Diskontinuitätsflächen in Kalken und ihre Deutung

Krebs, W.

Kurzfassung

Unter der Vielzahl der primären, durch die Sedimentation bedingten und der sekundären, durch Schrumpfung, Aufreißen, Rutschung, bohrende Organismen, Lösung, Erosion usw. hervorgerufenen Abweichungen von der normalen Parallel-Schichtung werden die Unregelmäßigkeiten an Kalken behandelt, die durch kalklösende Vorgänge entstanden sind. Dabei können externe, an der Oberfläche von Kalken gebildete, und interne, im kalkigen Sediment entstandene Diskontinuitäten unterschieden werden. Bei der Deutung der Lösungserscheinungen müssen zwei Vorgänge: Bildung der Unregelmäßigkeiten und deren spätere Füllung voneinander getrennt werden.
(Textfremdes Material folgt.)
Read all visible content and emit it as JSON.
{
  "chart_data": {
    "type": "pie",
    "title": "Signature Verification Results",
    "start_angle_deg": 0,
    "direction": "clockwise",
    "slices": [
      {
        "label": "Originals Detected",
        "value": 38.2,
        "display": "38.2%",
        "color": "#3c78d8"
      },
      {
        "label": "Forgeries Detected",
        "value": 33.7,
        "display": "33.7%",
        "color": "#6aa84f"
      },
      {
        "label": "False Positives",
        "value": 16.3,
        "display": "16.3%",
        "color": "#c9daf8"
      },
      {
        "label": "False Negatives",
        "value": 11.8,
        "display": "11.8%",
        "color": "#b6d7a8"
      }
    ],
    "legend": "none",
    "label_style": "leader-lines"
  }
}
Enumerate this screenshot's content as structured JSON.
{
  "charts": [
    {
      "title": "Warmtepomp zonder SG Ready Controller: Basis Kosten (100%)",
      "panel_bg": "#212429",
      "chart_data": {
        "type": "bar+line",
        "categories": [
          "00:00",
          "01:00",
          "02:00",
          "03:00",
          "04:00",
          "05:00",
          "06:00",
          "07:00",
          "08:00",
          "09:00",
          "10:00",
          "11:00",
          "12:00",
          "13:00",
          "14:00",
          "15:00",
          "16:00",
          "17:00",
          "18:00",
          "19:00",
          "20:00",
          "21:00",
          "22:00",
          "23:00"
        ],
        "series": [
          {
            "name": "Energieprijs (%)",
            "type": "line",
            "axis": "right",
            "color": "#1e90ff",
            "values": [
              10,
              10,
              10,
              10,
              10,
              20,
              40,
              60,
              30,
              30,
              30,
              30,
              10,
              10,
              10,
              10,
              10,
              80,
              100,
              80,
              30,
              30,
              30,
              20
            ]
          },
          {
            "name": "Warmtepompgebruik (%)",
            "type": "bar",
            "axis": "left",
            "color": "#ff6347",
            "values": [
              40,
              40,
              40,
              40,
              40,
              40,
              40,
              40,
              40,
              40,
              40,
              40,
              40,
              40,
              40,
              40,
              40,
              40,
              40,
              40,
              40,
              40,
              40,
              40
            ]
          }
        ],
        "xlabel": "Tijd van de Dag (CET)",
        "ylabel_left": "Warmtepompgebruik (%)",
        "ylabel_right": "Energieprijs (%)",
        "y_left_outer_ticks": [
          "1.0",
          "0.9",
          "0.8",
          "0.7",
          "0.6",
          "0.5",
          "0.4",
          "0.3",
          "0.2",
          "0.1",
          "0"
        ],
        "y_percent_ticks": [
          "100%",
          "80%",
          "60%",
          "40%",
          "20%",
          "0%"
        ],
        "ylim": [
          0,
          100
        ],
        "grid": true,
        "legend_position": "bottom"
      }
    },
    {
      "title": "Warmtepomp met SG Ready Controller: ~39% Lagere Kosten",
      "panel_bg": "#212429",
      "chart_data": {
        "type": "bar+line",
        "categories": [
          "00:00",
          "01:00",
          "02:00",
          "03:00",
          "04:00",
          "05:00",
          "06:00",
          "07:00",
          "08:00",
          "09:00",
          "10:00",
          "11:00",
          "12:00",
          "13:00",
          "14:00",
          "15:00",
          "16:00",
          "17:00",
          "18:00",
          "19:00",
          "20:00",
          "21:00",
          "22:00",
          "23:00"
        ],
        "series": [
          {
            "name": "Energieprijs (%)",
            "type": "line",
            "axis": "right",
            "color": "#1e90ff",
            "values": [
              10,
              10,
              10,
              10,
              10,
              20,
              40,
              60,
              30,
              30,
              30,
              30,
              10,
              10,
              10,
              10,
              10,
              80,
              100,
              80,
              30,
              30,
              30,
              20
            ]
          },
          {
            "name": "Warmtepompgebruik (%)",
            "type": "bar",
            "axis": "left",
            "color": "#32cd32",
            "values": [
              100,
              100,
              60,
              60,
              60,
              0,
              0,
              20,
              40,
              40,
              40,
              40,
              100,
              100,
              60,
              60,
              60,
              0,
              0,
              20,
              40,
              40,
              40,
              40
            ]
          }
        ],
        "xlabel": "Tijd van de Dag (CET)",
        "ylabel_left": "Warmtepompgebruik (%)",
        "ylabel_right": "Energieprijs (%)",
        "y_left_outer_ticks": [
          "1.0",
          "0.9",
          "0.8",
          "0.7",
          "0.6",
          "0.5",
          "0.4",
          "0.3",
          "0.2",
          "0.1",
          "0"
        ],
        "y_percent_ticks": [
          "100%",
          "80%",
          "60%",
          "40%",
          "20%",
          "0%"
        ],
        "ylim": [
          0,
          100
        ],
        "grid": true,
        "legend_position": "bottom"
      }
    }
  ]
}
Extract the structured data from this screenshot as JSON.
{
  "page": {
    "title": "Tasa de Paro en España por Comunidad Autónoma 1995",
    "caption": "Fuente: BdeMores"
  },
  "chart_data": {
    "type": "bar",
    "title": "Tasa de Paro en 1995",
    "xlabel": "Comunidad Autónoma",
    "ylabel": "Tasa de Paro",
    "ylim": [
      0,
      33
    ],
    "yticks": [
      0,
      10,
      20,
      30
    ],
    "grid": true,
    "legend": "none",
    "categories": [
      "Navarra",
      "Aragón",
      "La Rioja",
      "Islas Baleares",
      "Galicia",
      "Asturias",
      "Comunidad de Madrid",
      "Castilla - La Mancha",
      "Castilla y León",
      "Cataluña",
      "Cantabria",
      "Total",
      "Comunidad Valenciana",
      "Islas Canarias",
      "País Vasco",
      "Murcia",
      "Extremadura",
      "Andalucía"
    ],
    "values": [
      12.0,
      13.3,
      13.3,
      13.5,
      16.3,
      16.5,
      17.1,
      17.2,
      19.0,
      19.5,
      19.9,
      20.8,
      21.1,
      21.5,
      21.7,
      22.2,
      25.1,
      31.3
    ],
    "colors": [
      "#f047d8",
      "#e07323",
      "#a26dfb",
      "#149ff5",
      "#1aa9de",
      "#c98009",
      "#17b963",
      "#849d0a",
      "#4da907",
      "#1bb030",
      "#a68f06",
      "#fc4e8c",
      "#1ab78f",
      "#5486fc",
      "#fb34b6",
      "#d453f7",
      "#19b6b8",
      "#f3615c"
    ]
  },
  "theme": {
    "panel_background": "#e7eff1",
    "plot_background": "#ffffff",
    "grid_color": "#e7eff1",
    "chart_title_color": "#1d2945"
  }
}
Besonderes Interesse verdient die Frage, wie weit die Diskontinuitätsflächen subaerisch oder submarin bzw. früh- oder postdiagenetisch entstanden sind. Für eine Reihe von fossilen Formen sind keine vergleichbaren oder nur ungenügend bekannte rezente Beispiele bekannt. Einige der rezenten Diskontinuitätsflächen an Kalksteinen stellen nur "Momentaufnahmen" dar, die bei einer fortschreitenden Erosion oder einer erneuten Transgression völlig verschwinden. An ausgewählten Beispielen werden rezente und fossile Karren- und Schlotten-Bildungen, Pseudokarst-Erscheinungen, subaerische und submarine Korrosionszonen, Erosionsrinnen, Spalten- und Hohlraum-Ausfüllungen, Stylolithen u. a. diskutiert und miteinander verglichen.